The terms Silat, Penjak Silat, Kali Silat, Kuntao Silat, Langka Silat and Bersilat are all terms used to describe the devastating and brutal martial arts of the South East Asian Archipelago. Silat can be found in the Southern Philippines, Malaysia, Singapore, Indonesia, Southern Thailand and Southern Burma. Many traditional practitioners of Pentjak Silat are very hard to find and teach their arts in secret. However, there is one style of Silat that exists that is cutting edge and geared for the reality of the street, known as Maphilindo Silat.
Maphilindo Silat is the term given to describe Guro Dan Inosanto’s personal combat system. It was designed and developed in the early eighties to honour and give recognition to the many Silat instructors that Guro Dan had the honour & privilege of training under. The word Maphilindo itself can be broken down as; Ma – meaning Malaysian, Phil – meaning Philippines & Indo – meaning Indonesian. These are the three main influences that Guro Dan used to develop this incredible art.
From Malaysia, Guro Dan borrowed and incorporated from the art of Bersilat, he studied and learnt this art under Guro Nik Mustafa for a period of two and a half years. Guro Nik Mustafa taught a combination of Lyncha Java Silat Betaga and mixed it with what they refer to as Gayong Harimau, which is very different from original Harimau. Guro Dan considered him to be a very knowledgeable and talented martial artist.
From the Filipino martial arts, Guro Dan studied extensively under Grandmaster John Lacoste who taught Guro Dan the arts of Kuntao Silat, Bersilat, Langka Silat, Panantukan, Dumog & Pananjakman. Guro Dan also studied under Tuhon Leo Gaje in the arts of Mustika Kwitang and Majapahit Silat.
Lastly from Indonesia, Guro had the pleasure of training under: Pendekar Paul de Thouars in Bukti Negara Silat, Pak Victor de Thouars in Serak Silat, Guro John Dejong in Menangkabau Silat, Pukulan Silat Senang and also elements of Serak. He also studied under Eddy Jafre from the Indonesian island of Sumatrawho taught Guro Dan four different Silat systems including: Pangian Silat, Harimau, Cimande & Sendeng. Lastly we have Pendekar Guro Besar Herman Suwanda and Guro Besar Rita Suwanda from the Mande Muda system of Silat. Mande Muda contains elements of twenty different Silat systems including but not limited to: Cikalong, Syahbandar, Harimau, Pamonyet, Kari, Madi and Serak.
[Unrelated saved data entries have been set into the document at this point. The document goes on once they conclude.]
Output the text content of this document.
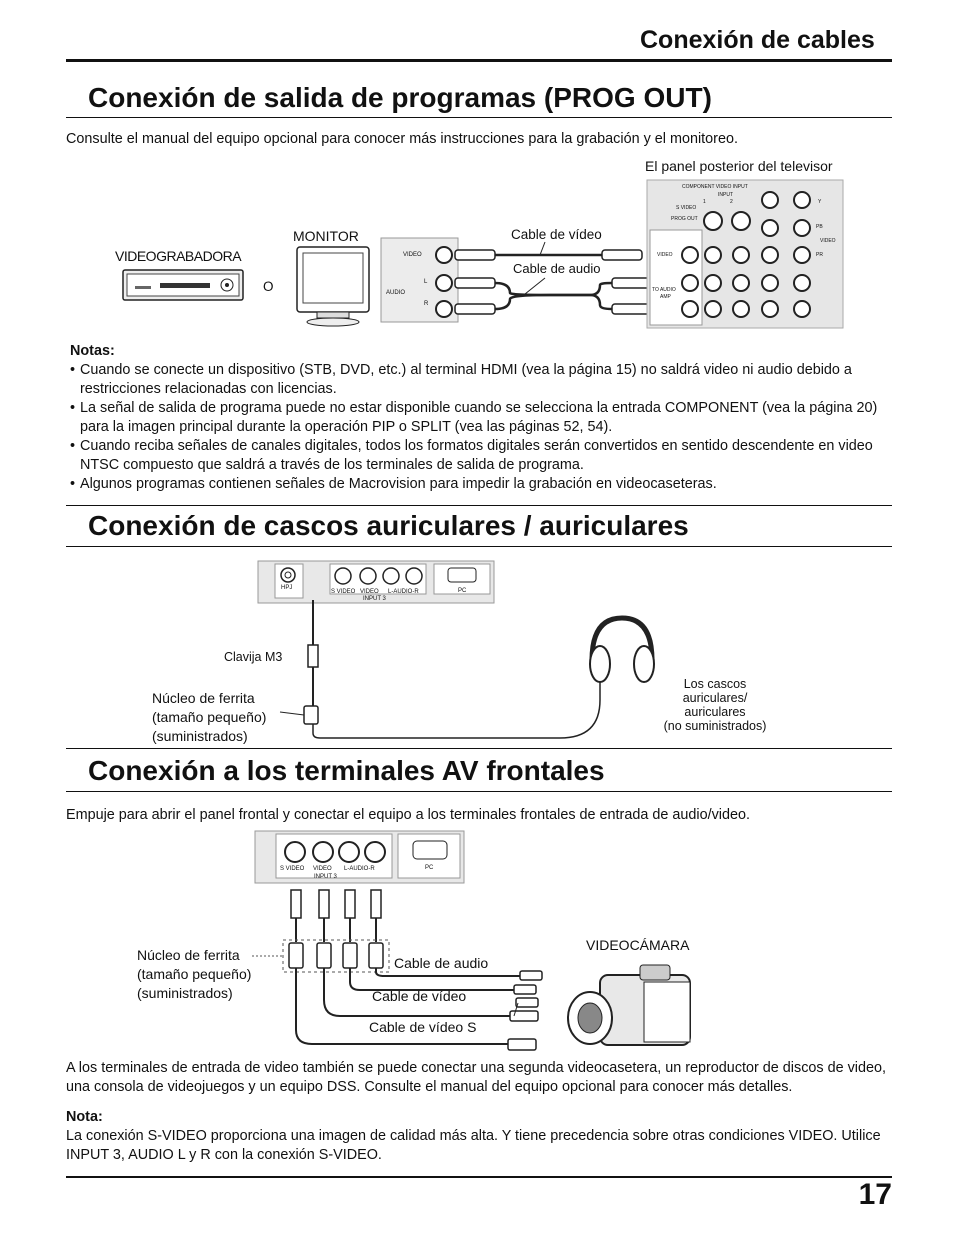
Conexión de cables
Conexión de salida de programas (PROG OUT)
Consulte el manual del equipo opcional para conocer más instrucciones para la grabación y el monitoreo.
El panel posterior del televisor
VIDEOGRABADORA
O
MONITOR	Cable de vídeo
Cable de audio
VIDEO
L
AUDIO
R
COMPONENT VIDEO INPUT
INPUT
1	2
S VIDEO
PROG OUT
VIDEO
TO AUDIO
AMP
Y
PB
PR
VIDEO
Notas:
• Cuando se conecte un dispositivo (STB, DVD, etc.) al terminal HDMI (vea la página 15) no saldrá video ni audio debido a restricciones relacionadas con licencias.
• La señal de salida de programa puede no estar disponible cuando se selecciona la entrada COMPONENT (vea la página 20) para la imagen principal durante la operación PIP o SPLIT (vea las páginas 52, 54).
• Cuando reciba señales de canales digitales, todos los formatos digitales serán convertidos en sentido descendente en video NTSC compuesto que saldrá a través de los terminales de salida de programa.
• Algunos programas contienen señales de Macrovision para impedir la grabación en videocaseteras.
Conexión de cascos auriculares / auriculares
HPJ
S VIDEO VIDEO L-AUDIO-R
INPUT 3
PC
Clavija M3
Núcleo de ferrita
(tamaño pequeño)
(suministrados)
Los cascos
auriculares/
auriculares
(no suministrados)
Conexión a los terminales AV frontales
Empuje para abrir el panel frontal y conectar el equipo a los terminales frontales de entrada de audio/video.
S VIDEO VIDEO L-AUDIO-R
INPUT 3
PC
Núcleo de ferrita
(tamaño pequeño)
(suministrados)
VIDEOCÁMARA
Cable de audio
Cable de vídeo
Cable de vídeo S
A los terminales de entrada de video también se puede conectar una segunda videocasetera, un reproductor de discos de video, una consola de videojuegos y un equipo DSS. Consulte el manual del equipo opcional para conocer más detalles.
Nota:
La conexión S-VIDEO proporciona una imagen de calidad más alta. Y tiene precedencia sobre otras condiciones VIDEO. Utilice INPUT 3, AUDIO L y R con la conexión S-VIDEO.
17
One of the most notable differences of Maphilindo Silat to the more traditional Silat systems, is the structure itself. Traditional Silat although very efficient and effective, is geared more so towards either, muddy or jungle terrain whereby low stances and flowery hand motions are very prevalent. Maphilindo Silat although having a traditional lineage, has been modified to suite the environment of western culture. In other words, the system has been developed to work from a kickboxing structure… this is the key.
Like any great system, Maphilindo Silat has three components; an entry, a follow up and a finish. The art of Panantukan or Filipino boxing is a major contributor to Maphilindo Silat. Most of the entries found in Maphilindo Silat come directly from the art of Panantukan. The efficiency of the Panantukan hand techniques as entries is what makes this art ideal for the street. Once we enter, this is where we begin to surgically dissect our opponent with a brutal flurry of hand combinations, elbow techniques, off balancing and wrenching techniques then finish them with any number of vicious takedowns, all geared to end the fight as quickly as it started.